The 300 ft. high balloon and vehicle assembly rose to 21 km altitude (~70,000 ft.) in about 2 hours. However, GRYPHON29 encountered westerly winds at its float altitude that presented an unforeseen flight safety issue. Therefore, the flight was terminated by WVE about 11 hours after launch although the planned mission was for 30 days.
A lesson-learned in the short-lived flight was that the Teledyne dosimeter chip in the ARMAS FM5 instrument provided anomalous data that was likely due to the extreme thermal conditions in the desert. In the summer heat the ARMAS detector appeared to exceed its maximum operating temperature of 40º C (104º F). An attempt was made to mitigate this issue by shutting down the instrument for 3 hours and allow the ambient temperatures at float altitude to cool the instrument; a second mitigation effort was planned for an overnight power off to cool the system. However, the flight was terminated before the effectiveness of these measures could be determined.
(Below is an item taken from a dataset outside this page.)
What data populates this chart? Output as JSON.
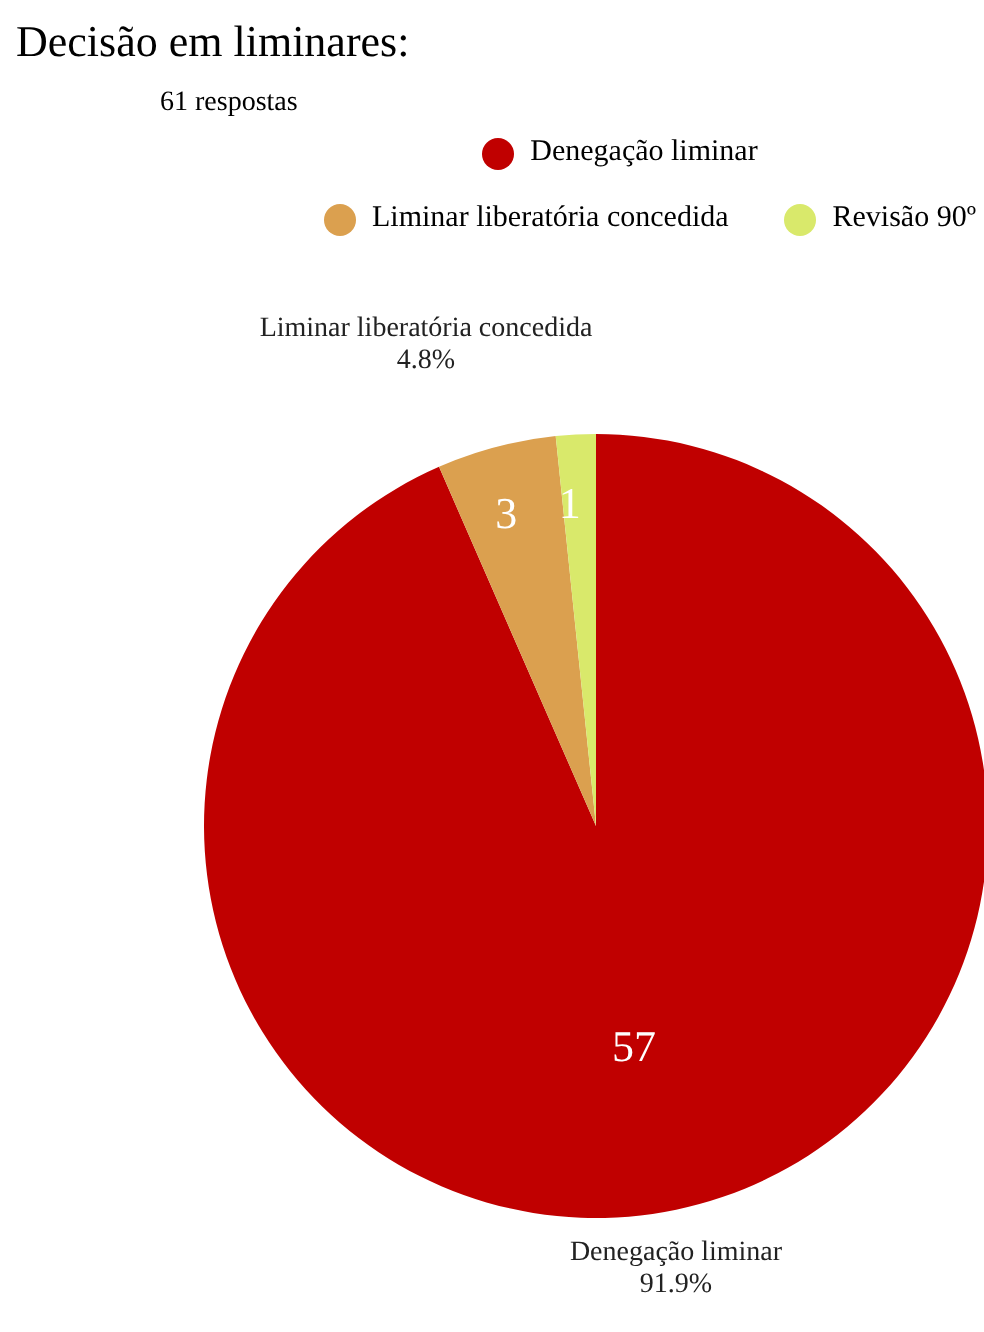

On Friday August 18th, the payload and vehicle were recovered fully intact in the Nevada desert by WVE. Dr. W. Kent Tobiska, the Principal Investigator of ARMAS Dual Monitor and the President of SET, commented, “We are disappointed in the flight results of this otherwise beautiful launch. SET will test and modify the ARMAS Dual Monitor payload to mitigate any excursions outside of operating temperature limits. Our objectives remain to be fulfilled and we seek to refly this payload in the summer of 2024.”
SET received funding for this mission from the NASA Small Business Innovation Research (SBIR) and the NASA Flight Opportunities (FO) programs. SET has a long-term collaboration with World View Enterprises for activities to understand and monitor Earth’s atmospheric radiation environment.